Sangue por nada

10 de novembro de 2017 § 21 Comentários

Artigo para O Estado de S. Paulo de 10/11/2017

O que esmaga é a consciência do desperdício que essa tragédia é. Não ha duvidas transcendentais em debate, ninguem que precise ser convencido do que quer que seja. Não fazer é morte certa. Todas as contas estão feitas. Todas as respostas estão dadas, todos os remédios são conhecidos. Nós não os tomamos por deliberação soberana de quem manda no Brasil. Nada está oculto. Tudo é sexo explícito. Tudo é imposição e força. Ver quem faz barulho mais alto.

O mundo que domesticou seus políticos, que lhes tira os mandatos com mais facilidade que os põe, que premia o esforço para exorcizar o privilégio despede-se da pré-história da humanidade com carências materiais na velocidade da inteligência artificial. Nós damos marcha-a-ré na necessidade para que a casta que nos dita as leis que criminalizam como “desacato” qualquer cobrança que ousemos dirigir-lhe não se tenha de abalançar da eterna imunidade às crises que fabrica.


Em um século a partir de 1950 a população global terá crescido 3,7 xs. A de 60 anos para cima, 10 xs. A de 80 anos e mais 27 xs. Mas nós nos deparamos com esse salto da humanidade ainda cavalgados pelo modelo de opressão que a democracia pos fora da lei pelo mundo afora. O mais acabado retrato dele aparece nas contas da previdência. Um milhão de funcionarios da União, todos eles na faixa dos 1% mais ricos do país, e entre esses os juizes e os promotores, campeões dos campeões, na faixa dos 0,1% mais ricos do país (Ipea), geraram um deficit nas contas da previdência (R$ 90,7 bi) maior que o da soma dos 33 milhões de plebeus aposentados do setor privado (R$ 85 bi) em 2016. Quase 60% da metade do PIB de que o estado se apropria vai para os funcionários aposentados e não basta. Outros 12% pagam os que ainda nos “prestam serviços”. Um cálculo baseado no mesmo critério do Indice Gini, que mede as desigualdades de renda e qualidade de vida de um determinado grupo (quanto mais próximo de 1 mais desigual) é terminativo. O indice geral de desigualdade do Brasil é de 0,563 pontos e o do universo inteiro de aposentados privados de 0,474 (na aposentadoria somos igualados na pobreza). Mas o do universo dos funcionários públicos aposentados é de 0,822.

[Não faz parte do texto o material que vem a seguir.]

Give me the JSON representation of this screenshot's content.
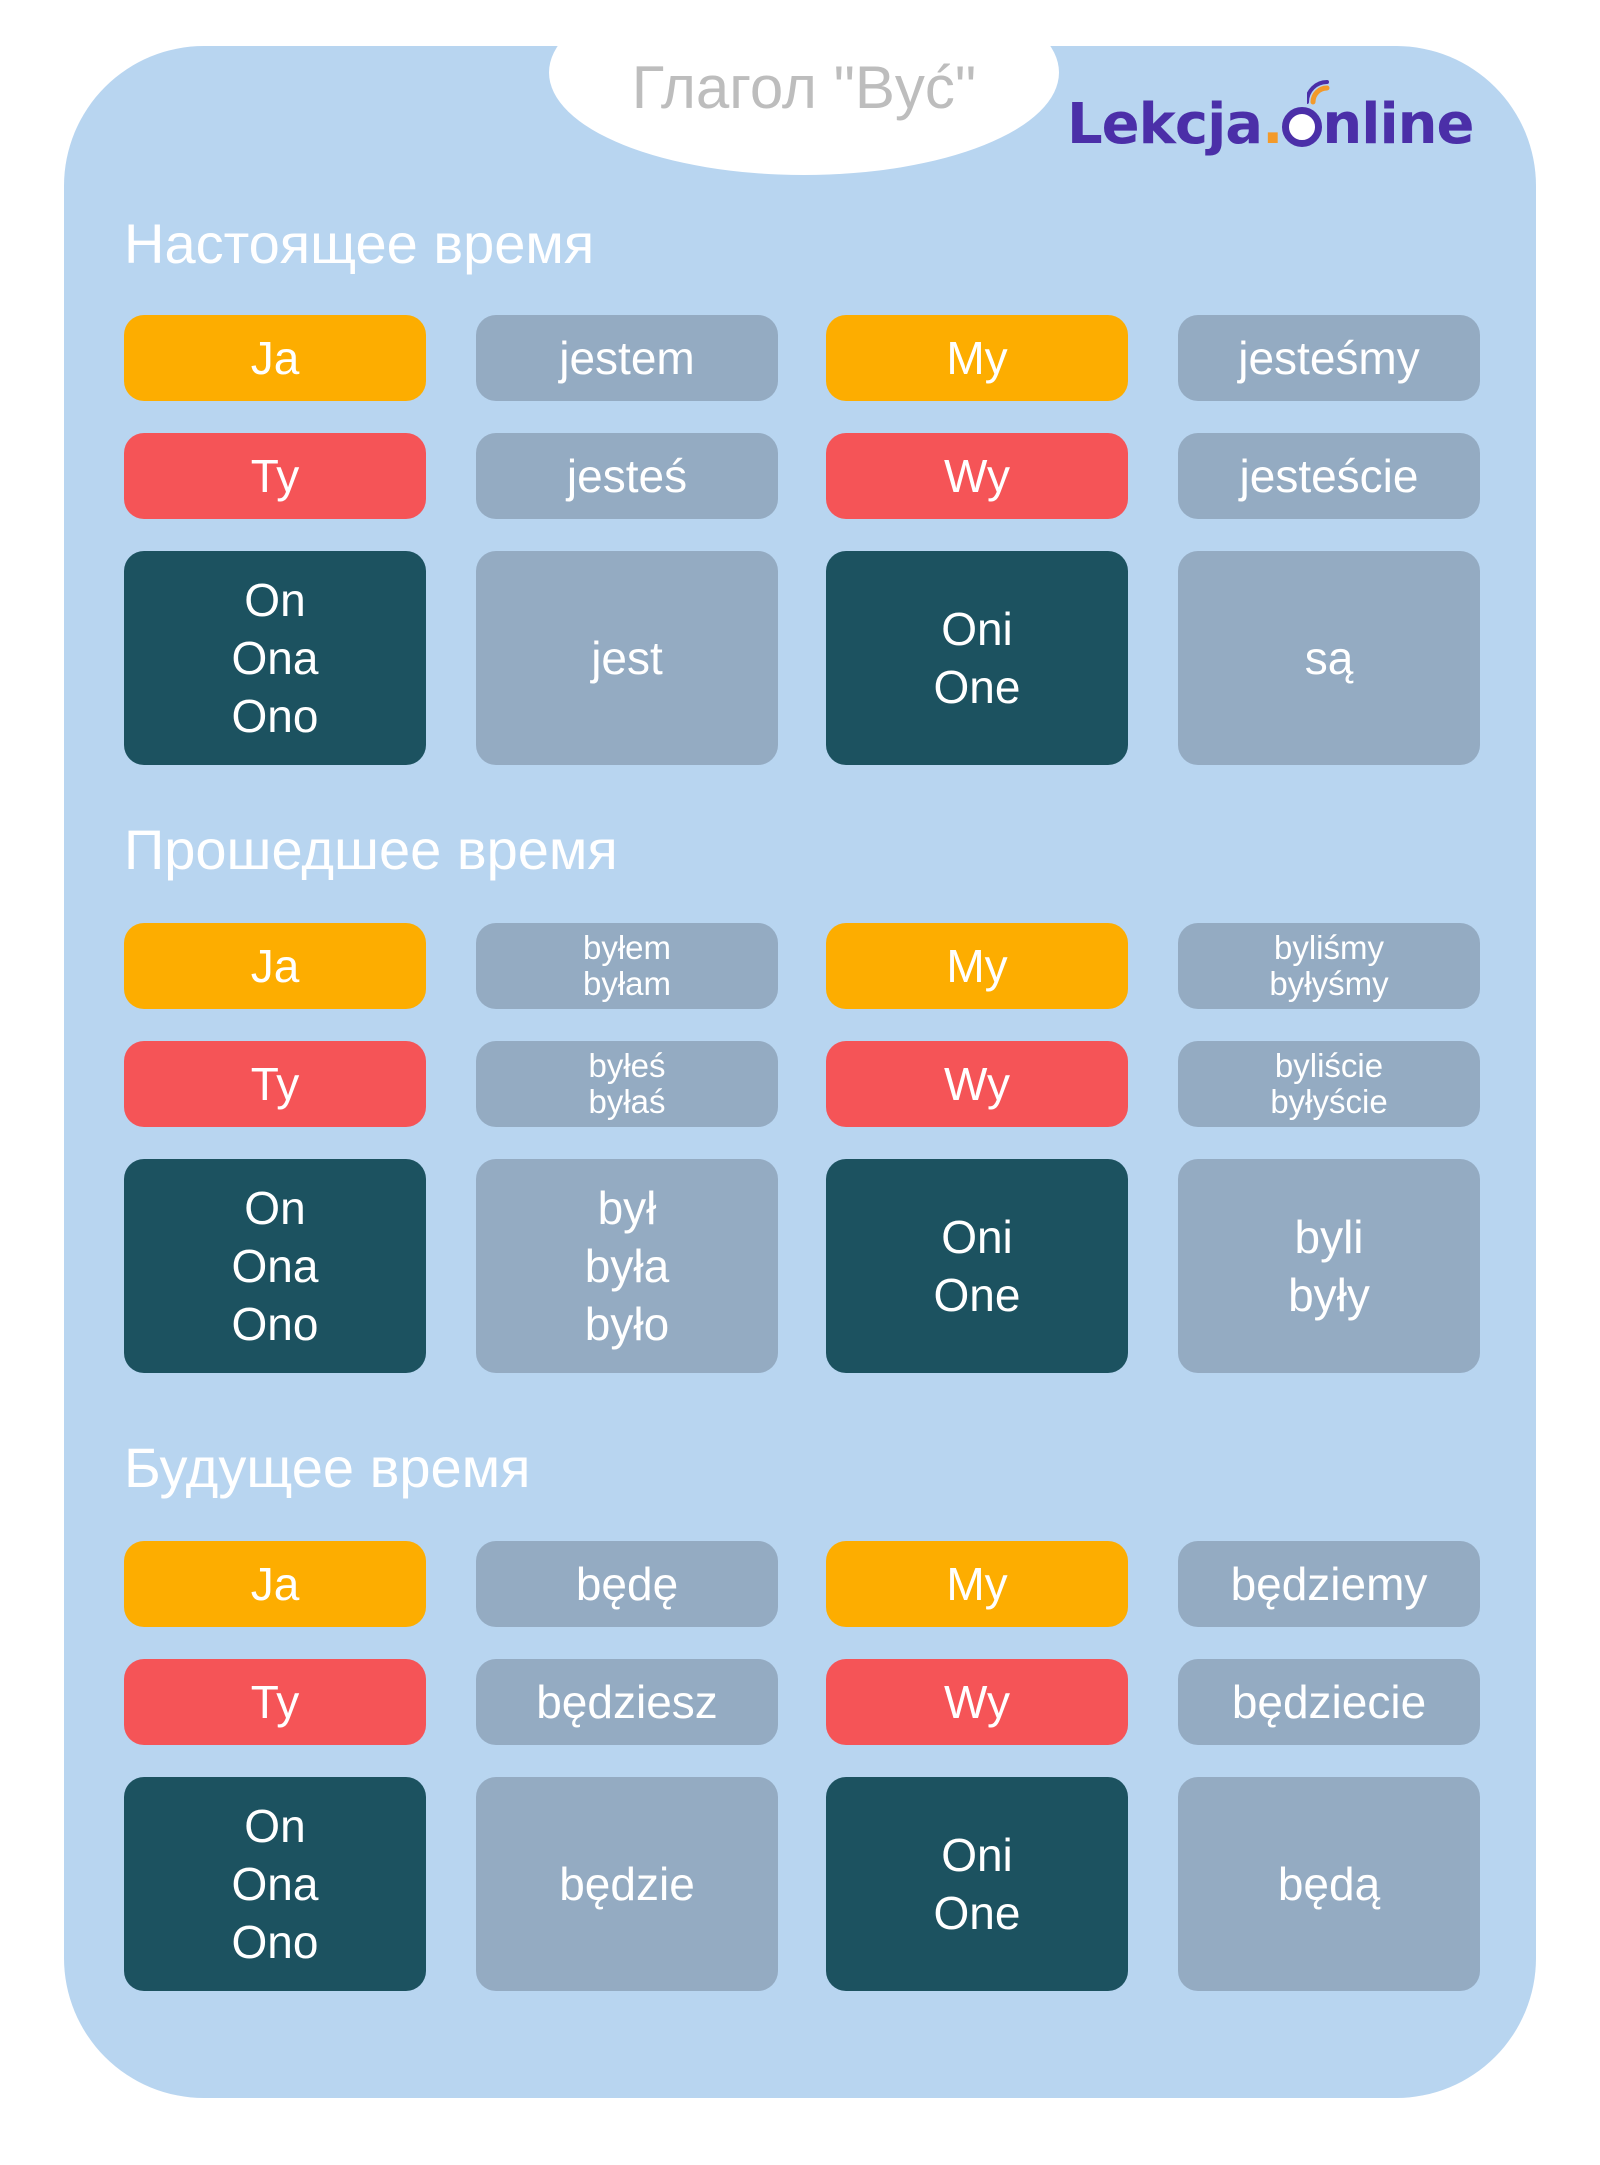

Isto quer dizer matemática e resumidamente o seguinte: dentro daquela minoria do milhão de aposentados do setor público que pesam mais que os 33 milhões de aposentados do setor privado somados, uma minoria ainda mais ínfima distancia-se dos demais numa proporção que, se ja é obscena comparada à de seus pares, é abissal quando posta ao lado da dos miseráveis cá de fora. Automatizando a multiplicação de despesas pelos expedientes de “petrificar” novos “direitos aquiridos” auto-atribuídos numa sequência sem fim, de desdobrar salários tributaveis numa infinidade de “auxílios” não tributaveis anualmente “corrigidos” por índices maiores que a inflação, de estender tudo isso para funcionários ativos e inativos mas deixando sempre aberta a cova rasa que nos cabe no latifundio do orçamento público aos “ajustes” que cada golpe desses matematicamente implica; foi assim que o Brasil foi sendo empurrado para o presente quadro de desastre nacional. Entre 2014 e 2016, os dois anos mais sufocantes da história da miséria brasileira, essa corte confiscou ao favelão nacional mais R$ 8,8 bilhões em “cortes de despesas dos estados” com educação, saude e segurança publica enquanto embolsava R$ 8,6 bilhões em aumentos automáticos “imexíveis” de proventos variados. Uma coisa pela outra. Na União e nos municípios foi ainda pior.

Agora é rever essa divisão ou morrer. E como não existe argumento capaz de deixar a menor dúvida sobre quem tem o que entregar e quem tem o que receber, a saida dos devedores foi reduzir o debate político a essa gritaria que ele virou. Literalmente na véspera de ser aprovada no Congresso a primeira reforma a tocar de leve os “direitos adquiridos” da privilegiatura emerge do Ministério Publico do dr. Janot a gravação que, hoje está provado, apagou a ultima fronteira entre “mocinhos” e “bandidos” do faroeste brasileiro, para enterrar, junto com a reforma da previdência, o mais eletrizante capitulo da Lava Jato que acabara de ser aberto – o da Operação Greenfield que revelaria ao país, daqui até à eleição do tudo ou nada de 2018, como foi que, muito além dos “pequenos furtos” dos tempos em que ainda era preciso fazer uma obra publica ou comprar uma plataforma de petróleo para roubar o Brasil, o lulismo fez da familia Batista e mais meia duzia de genocidas e párias do mundo civilizado sócios dos Fundos de Pensão das estatais, primeiro, e do BNDES, do Banco do Brasil e do Tesouro Nacional, depois, para montar uma lavanderia já devidamente abarrotada para lavar dinheiro sujo espalhada por 30 países do mundo.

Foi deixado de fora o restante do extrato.